When my hands are quiet and still on a horse, it can look like I am doing nothing. Yet, these moments are often when the most is happening. Sometimes, it feels like there is a storm brewing below the surface. Sometimes, the horse will get an itch in a distant area, or suddenly turn their head, fixated on me, as if to say, “What was THAT?!”

melt

 

In 2013, I undertook two courses in equine myofascial release with Ruth Mitchell-Golladay. The participants worked on each other before applying the techniques to the horses, so that we could understand what myofascial release actually felt like, and what to expect. To further this, we all experienced a demonstration from Ruth’s experienced hands.

My deeply intuitive partner described some of the sensations as like a whirlpool, or riding a wave. Often, we would feel as though the therapist’s hands had moved the entire length of our back, when in reality they hard hardly moved at all. Once the restricted and dysfunctional tissue began to melt, it would continue to do so under sustained pressure, even if we felt we could not move our hands yet.

I had begun working this way some time ago, quite instinctively, as I tried to listen to what the horses needed in order to kick-start their healing and release. I had found that just massaging away often was not enough to reach the real dysfunction. I undertook Ruth’s courses hoping that she could clarify some of the things I was feeling and observing, and how to follow through more effectively. I certainly got that, and much more.

Myofascial release is not the be all and end all of treatment, but working in this conversational, gentle way is certainly a core part of my practice. As the title of the book “What’s in Your Web?” suggests, many emotional and physical scars manifest themselves in the body’s continuous fascial web. No sensation or feeling surprises me anymore when I am working with a horse.

The thing is, these are real, physical releases of real, physical problems – but they are often intertwined with emotions and mental states. It doesn’t matter which came first – the physical or emotional trauma. When either is not addressed, they become ingrained and inseparable as far as the patient is concerned, often on an entirely subconscious level.

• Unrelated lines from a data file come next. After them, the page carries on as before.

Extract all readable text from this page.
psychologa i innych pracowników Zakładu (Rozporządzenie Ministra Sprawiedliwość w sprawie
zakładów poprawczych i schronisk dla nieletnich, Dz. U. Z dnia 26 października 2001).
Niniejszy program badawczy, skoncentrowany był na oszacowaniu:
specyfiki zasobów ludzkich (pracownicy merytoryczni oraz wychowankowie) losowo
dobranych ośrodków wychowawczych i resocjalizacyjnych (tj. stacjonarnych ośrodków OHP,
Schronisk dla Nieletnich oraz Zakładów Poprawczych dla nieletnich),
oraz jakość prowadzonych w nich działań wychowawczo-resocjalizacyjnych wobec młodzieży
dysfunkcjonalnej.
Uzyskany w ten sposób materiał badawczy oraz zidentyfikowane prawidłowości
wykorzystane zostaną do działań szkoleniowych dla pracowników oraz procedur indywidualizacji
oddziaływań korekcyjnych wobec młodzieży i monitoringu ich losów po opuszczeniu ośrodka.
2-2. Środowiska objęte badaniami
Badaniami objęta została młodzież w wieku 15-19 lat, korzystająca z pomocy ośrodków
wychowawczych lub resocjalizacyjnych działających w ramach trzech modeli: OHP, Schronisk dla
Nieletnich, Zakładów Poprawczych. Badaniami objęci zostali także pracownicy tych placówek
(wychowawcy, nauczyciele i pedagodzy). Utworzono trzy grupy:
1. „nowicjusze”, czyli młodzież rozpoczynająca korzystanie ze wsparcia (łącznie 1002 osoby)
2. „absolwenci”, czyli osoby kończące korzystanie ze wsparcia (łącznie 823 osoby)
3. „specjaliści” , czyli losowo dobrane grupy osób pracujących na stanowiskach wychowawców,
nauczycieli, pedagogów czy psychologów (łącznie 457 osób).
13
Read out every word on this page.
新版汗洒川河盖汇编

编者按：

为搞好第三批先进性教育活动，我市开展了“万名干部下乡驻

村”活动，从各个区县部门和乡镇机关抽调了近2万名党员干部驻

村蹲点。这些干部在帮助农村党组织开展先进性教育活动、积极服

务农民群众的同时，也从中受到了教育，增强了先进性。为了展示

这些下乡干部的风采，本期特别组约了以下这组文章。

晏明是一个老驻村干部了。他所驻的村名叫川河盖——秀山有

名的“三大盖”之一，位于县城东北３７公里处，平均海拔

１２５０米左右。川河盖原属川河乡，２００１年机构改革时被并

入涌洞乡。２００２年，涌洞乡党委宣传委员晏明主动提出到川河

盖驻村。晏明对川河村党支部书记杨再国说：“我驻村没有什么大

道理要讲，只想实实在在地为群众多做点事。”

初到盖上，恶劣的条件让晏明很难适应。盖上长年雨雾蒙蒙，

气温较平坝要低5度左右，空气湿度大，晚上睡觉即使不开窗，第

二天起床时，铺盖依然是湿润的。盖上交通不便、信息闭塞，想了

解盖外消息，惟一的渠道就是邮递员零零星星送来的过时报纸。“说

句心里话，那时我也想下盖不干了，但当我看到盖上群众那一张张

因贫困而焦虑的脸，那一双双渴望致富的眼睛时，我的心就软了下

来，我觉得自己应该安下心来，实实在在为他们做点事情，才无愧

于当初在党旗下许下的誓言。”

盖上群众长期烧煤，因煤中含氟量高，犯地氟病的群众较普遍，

The title of Ruth’s book, “Facilitated Healing Through Myofascial Release” describes our role perfectly. The mantra, “don’t judge, just follow”, further emphasises the point.

The therapist facilitates healing on a deep level by providing the catalyst for the body to open up old wounds and restrictions, and begin to heal itself. We trust the body to know what it needs once we have begun the process. Sometimes it can feel a little like opening Pandora’s box, but we don’t judge; we just follow, and facilitate the healing and release the body tells us it needs.

To do so, we trust the sensations under our hands; the vacuum or river that leads us in a direction we didn’t expect; the whirlpool that won’t let us move away; the barrier that says, “I haven’t melted enough yet”. I trust these sensations more after experiencing them as a patient – feeling an area of my back or neck suddenly start to crave release, and the therapist’s hands finding their way without my saying a word.

We trust the horse’s responses, and respect their fear if they say, “I can’t go there right now”. We work within their acceptance, and wait for that emotional barrier to melt just as the physical barriers inevitably do. That is rarely a one-session barrier; sometimes it can take many. The horse knows what it needs, and what it can handle; we can facilitate and suggest, but we cannot force.

We wait for the melt. And then, we can follow, and facilitate freedom.